If your problem is "leads go cold because I forget to follow up three times," Keap is the tool that fixes it and HoneyBook is not.
Onboarding effort
HoneyBook you can be running in an afternoon. Keap you cannot — and Keap knows it, which is why the $500 onboarding fee is mandatory rather than optional. The automation builder is powerful and takes real time to master; budget for setup and training, not just licence cost.
That's a fair trade if you're going to use it. It's a terrible trade if you buy Keap, build one campaign, and go back to sending emails by hand.
Scope beyond the sale
Keap reaches further. Email and SMS campaigns, landing pages, order forms, shopping carts, and purchase fulfilment tracking mean a product-based or e-commerce operator can run the whole front of the business inside it. HoneyBook has no equivalent — it doesn't do email marketing at scale, doesn't do carts, and isn't trying to.
Conversely, Keap is a weak fit for the thing HoneyBook nails: a polished, branded, contract-to-payment experience that makes a one-person studio look like an agency.
Who should not pick either
- B2B sales teams with deal stages and a forecast. HoneyBook explicitly isn't a contact-centric CRM with pipelines, and Keap's pipeline is a supporting act to the automation. Both will feel wrong. Look at Pipedrive.
- Bootstrapped solo operators shopping Keap. $249/mo plus $500 up front is a real cash commitment for a business that hasn't proven repeatable demand. Keap's own positioning targets businesses with revenue to justify it.

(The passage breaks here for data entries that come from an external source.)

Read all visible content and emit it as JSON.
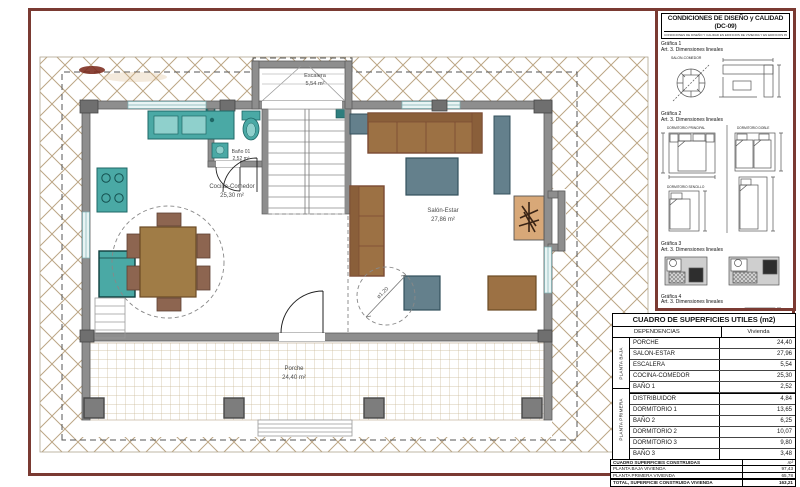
{
  "plan": {
    "rooms": {
      "escalera": {
        "name": "Escalera",
        "area": "5,54 m²"
      },
      "bano": {
        "name": "Baño 01",
        "area": "2,52 m²"
      },
      "cocina": {
        "name": "Cocina-Comedor",
        "area": "25,30 m²"
      },
      "salon": {
        "name": "Salón-Estar",
        "area": "27,86 m²"
      },
      "porche": {
        "name": "Porche",
        "area": "24,40 m²"
      }
    },
    "annotations": {
      "turning_circle": "ø1,20"
    }
  },
  "dc09": {
    "title": "CONDICIONES DE DISEÑO y CALIDAD (DC-09)",
    "subtitle": "CONDICIONES DE DISEÑO Y CALIDAD EN EDIFICIOS DE VIVIENDA Y EN EDIFICIOS PARA ALOJAMIENTO",
    "g1": {
      "title": "Gráfica 1",
      "art": "Art. 3. Dimensiones lineales",
      "caption": "SALON-COMEDOR"
    },
    "g2": {
      "title": "Gráfica 2",
      "art": "Art. 3. Dimensiones lineales",
      "cap_principal": "DORMITORIO PRINCIPAL",
      "cap_doble": "DORMITORIO DOBLE",
      "cap_sencillo": "DORMITORIO SENCILLO"
    },
    "g3": {
      "title": "Gráfica 3",
      "art": "Art. 3. Dimensiones lineales"
    },
    "g4": {
      "title": "Gráfica 4",
      "art": "Art. 3. Dimensiones lineales"
    }
  },
  "useful_table": {
    "title": "CUADRO DE SUPERFICIES UTILES (m2)",
    "col_dep": "DEPENDENCIAS",
    "col_viv": "Vivienda",
    "group1_label": "PLANTA BAJA",
    "group2_label": "PLANTA PRIMERA",
    "g1": [
      {
        "n": "PORCHE",
        "v": "24,40"
      },
      {
        "n": "SALON-ESTAR",
        "v": "27,96"
      },
      {
        "n": "ESCALERA",
        "v": "5,54"
      },
      {
        "n": "COCINA-COMEDOR",
        "v": "25,30"
      },
      {
        "n": "BAÑO 1",
        "v": "2,52"
      }
    ],
    "g2": [
      {
        "n": "DISTRIBUIDOR",
        "v": "4,84"
      },
      {
        "n": "DORMITORIO 1",
        "v": "13,65"
      },
      {
        "n": "BAÑO 2",
        "v": "6,25"
      },
      {
        "n": "DORMITORIO 2",
        "v": "10,07"
      },
      {
        "n": "DORMITORIO 3",
        "v": "9,80"
      },
      {
        "n": "BAÑO 3",
        "v": "3,48"
      }
    ],
    "total_label": "TOTAL, SUPERFICIE ÚTIL VIVIENDA",
    "total_value": "133,81"
  },
  "built_table": {
    "title": "CUADRO SUPERFICIES CONSTRUIDAS",
    "unit": "m²",
    "rows": [
      {
        "n": "PLANTA BAJA VIVIENDA",
        "v": "97,43"
      },
      {
        "n": "PLANTA PRIMERA VIVIENDA",
        "v": "65,78"
      }
    ],
    "total_label": "TOTAL, SUPERFICIE CONSTRUIDA VIVIENDA",
    "total_value": "163,21"
  },
  "colors": {
    "frame_maroon": "#7a3a32",
    "wall_gray": "#8e8e8e",
    "appliance_teal": "#4aa9a5",
    "furniture_brown": "#9c7144",
    "table_slate": "#64808c",
    "fireplace_tan": "#d8a878",
    "hatch_tan": "#bca685"
  }
}
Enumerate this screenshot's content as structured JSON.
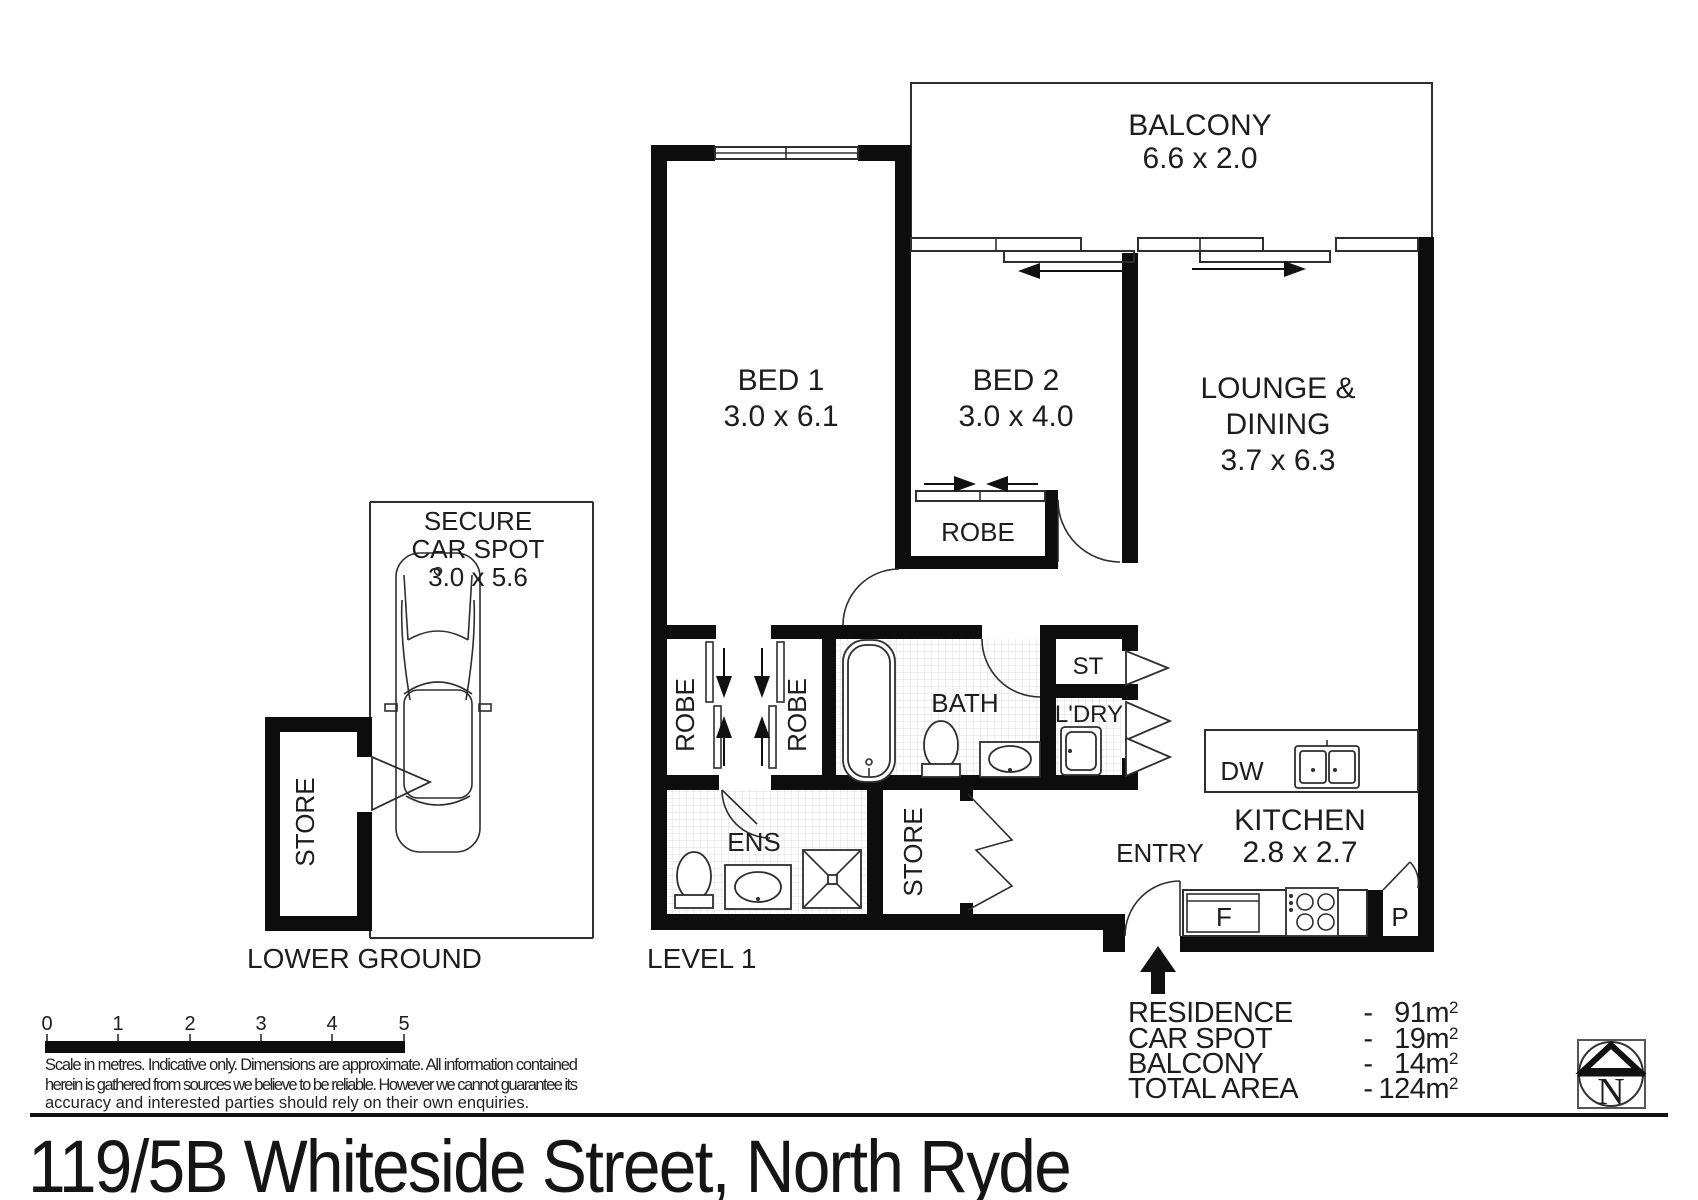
{
  "title": "119/5B Whiteside Street, North Ryde",
  "plan": {
    "level1_label": "LEVEL 1",
    "lower_ground_label": "LOWER GROUND",
    "rooms": {
      "balcony": {
        "name": "BALCONY",
        "dims": "6.6 x 2.0"
      },
      "bed1": {
        "name": "BED 1",
        "dims": "3.0 x 6.1"
      },
      "bed2": {
        "name": "BED 2",
        "dims": "3.0 x 4.0"
      },
      "lounge": {
        "name_line1": "LOUNGE &",
        "name_line2": "DINING",
        "dims": "3.7 x 6.3"
      },
      "kitchen": {
        "name": "KITCHEN",
        "dims": "2.8 x 2.7"
      },
      "car_spot": {
        "name_line1": "SECURE",
        "name_line2": "CAR SPOT",
        "dims": "3.0 x 5.6"
      }
    },
    "labels": {
      "robe": "ROBE",
      "bath": "BATH",
      "st": "ST",
      "ldry": "L'DRY",
      "ens": "ENS",
      "store": "STORE",
      "entry": "ENTRY",
      "dw": "DW",
      "fridge": "F",
      "pantry": "P"
    }
  },
  "areas": {
    "rows": [
      {
        "label": "RESIDENCE",
        "sep": "-",
        "value": "91m",
        "sup": "2"
      },
      {
        "label": "CAR SPOT",
        "sep": "-",
        "value": "19m",
        "sup": "2"
      },
      {
        "label": "BALCONY",
        "sep": "-",
        "value": "14m",
        "sup": "2"
      },
      {
        "label": "TOTAL AREA",
        "sep": "-",
        "value": "124m",
        "sup": "2"
      }
    ]
  },
  "scale_bar": {
    "ticks": [
      "0",
      "1",
      "2",
      "3",
      "4",
      "5"
    ]
  },
  "disclaimer": {
    "line1": "Scale in metres. Indicative only. Dimensions are approximate. All information contained",
    "line2": "herein is gathered from sources we believe to be reliable. However we cannot guarantee its",
    "line3": "accuracy and interested parties should rely on their own enquiries."
  },
  "compass": {
    "label": "N"
  }
}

- High-volume service businesses running heavy card payments through HoneyBook. At scale the processing fees add up, and integrating your own processor becomes the cheaper path.
Verdict
HoneyBook wins for the independent professional whose bottleneck is administrative: you're getting inquiries, but proposals take three days, contracts live in email, and clients pay late. Fix that for $29/mo and you've bought back a day a week.
Keap wins for the small business with 1–25 employees that has outgrown a basic email tool and needs lead follow-up to run without a human remembering to do it. That's a genuinely different problem, and the automation depth is what you're paying $249/mo and a setup fee to get.
If you're a freelancer wondering whether to "graduate" to Keap, the honest test is whether you have enough lead volume for automation to have anything to automate. Most don't yet.